Delta, which just over a month ago filed for Chapter 11 bankruptcy protection, had already announced some of the individual routes. Once it has begun service to and from cities such as Edinburgh, Budapest and Venice next year, Delta said, it will surpass competitors like American Airlines, British Airways and Continental Airlines on the long-lucrative North Atlantic.
But New York-based consultant Craig Jenks says that behind the bold announcements lay some careful moves. Some of these routes are ones that Delta had operated before and suspended, and Jenks notes that on just four of the 11 routes Delta will be a complete newcomer.

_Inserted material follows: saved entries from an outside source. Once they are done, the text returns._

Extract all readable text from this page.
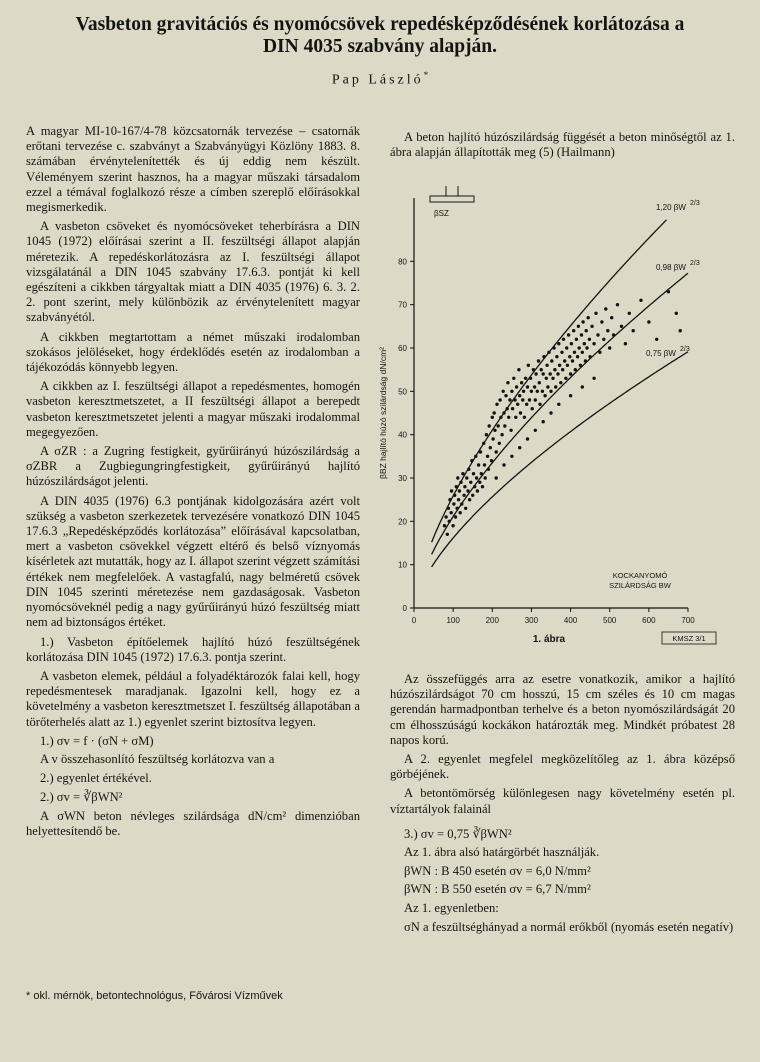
Vasbeton gravitációs és nyomócsövek repedésképződésének korlátozása a
DIN 4035 szabvány alapján.
Pap László*

A magyar MI-10-167/4-78 közcsatornák tervezése – csatornák erőtani tervezése c. szabványt a Szabványügyi Közlöny 1883. 8. számában érvénytelenítették és új eddig nem készült. Véleményem szerint hasznos, ha a magyar műszaki társadalom ezzel a témával foglalkozó része a címben szereplő előírásokkal megismerkedik.

A vasbeton csöveket és nyomócsöveket teherbírásra a DIN 1045 (1972) előírásai szerint a II. feszültségi állapot alapján méretezik. A repedéskorlátozásra az I. feszültségi állapot vizsgálatánál a DIN 1045 szabvány 17.6.3. pontját ki kell egészíteni a cikkben tárgyaltak miatt a DIN 4035 (1976) 6. 3. 2. 2. pont szerint, mely különbözik az érvénytelenített magyar szabványétól.

A cikkben megtartottam a német műszaki irodalomban szokásos jelöléseket, hogy érdeklődés esetén az irodalomban a tájékozódás könnyebb legyen.

A cikkben az I. feszültségi állapot a repedésmentes, homogén vasbeton keresztmetszetet, a II feszültségi állapot a berepedt vasbeton keresztmetszetet jelenti a magyar műszaki irodalommal megegyezően.

A σZR : a Zugring festigkeit, gyűrűirányú húzószilárdság a σZBR a Zugbiegungringfestigkeit, gyűrűirányú hajlító húzószilárdságot jelenti.

A DIN 4035 (1976) 6.3 pontjának kidolgozására azért volt szükség a vasbeton szerkezetek tervezésére vonatkozó DIN 1045 17.6.3 „Repedésképződés korlátozása” előírásával kapcsolatban, mert a vasbeton csövekkel végzett eltérő és belső víznyomás kísérletek azt mutatták, hogy az I. állapot szerint végzett számítási értékek nem megfelelőek. A vastagfalú, nagy belméretű csövek DIN 1045 szerinti méretezése nem gazdaságosak. Vasbeton nyomócsöveknél pedig a nagy gyűrűirányú húzó feszültség miatt nem ad biztonságos értéket.

1.) Vasbeton építőelemek hajlító húzó feszültségének korlátozása DIN 1045 (1972) 17.6.3. pontja szerint.

A vasbeton elemek, például a folyadéktározók falai kell, hogy repedésmentesek maradjanak. Igazolni kell, hogy ez a követelmény a vasbeton keresztmetszet I. feszültség állapotában a törőterhelés alatt az 1.) egyenlet szerint biztosítva legyen.

1.) σv = f · (σN + σM)
A v összehasonlító feszültség korlátozva van a
2.) egyenlet értékével.
2.) σv = ∛βWN²

A σWN beton névleges szilárdsága dN/cm² dimenzióban helyettesítendő be.

* okl. mérnök, betontechnológus, Fővárosi Vízművek

A beton hajlító húzószilárdság függését a beton minőségtől az 1. ábra alapján állapították meg (5) (Hailmann)

0	100	200	300	400	500	600	700
0
10
20
30
40
50
60
70
80
1,20 βW 2/3
0,98 βW 2/3
0,75 βW 2/3
βBZ hajlító húzó szilárdság dN/cm²
KOCKANYOMÓ
SZILÁRDSÁG ΒW
1. ábra	KMSZ 3/1
βSZ

Az összefüggés arra az esetre vonatkozik, amikor a hajlító húzószilárdságot 70 cm hosszú, 15 cm széles és 10 cm magas gerendán harmadpontban terhelve és a beton nyomószilárdságát 20 cm élhosszúságú kockákon határozták meg. Mindkét próbatest 28 napos korú.

A 2. egyenlet megfelel megközelítőleg az 1. ábra középső görbéjének.

A betontömörség különlegesen nagy követelmény esetén pl. víztartályok falainál

3.) σv = 0,75 ∛βWN²
Az 1. ábra alsó határgörbét használják.
βWN : B 450 esetén σv = 6,0 N/mm²
βWN : B 550 esetén σv = 6,7 N/mm²
Az 1. egyenletben:

σN a feszültséghányad a normál erőkből (nyomás esetén negatív)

Some of the European cities are new to their US departure points but are cities that Delta already serves from another US city; indeed only 6 of the 11 new services involve new stations.
And none of Delta’s new routes are in the “dynamically growing US-Asia non-stop category,” he says, noting that the carrier does not have the equipment to enter most of these routes. It is relying heavily on its Boeing 767 fleet, some of which it had used in domestic service. Only one of the new Delta routes is beyond 6,000 miles and so the beyond range of its 767s: this is Atlanta-Tel Aviv, to be flown with a daily 777 service.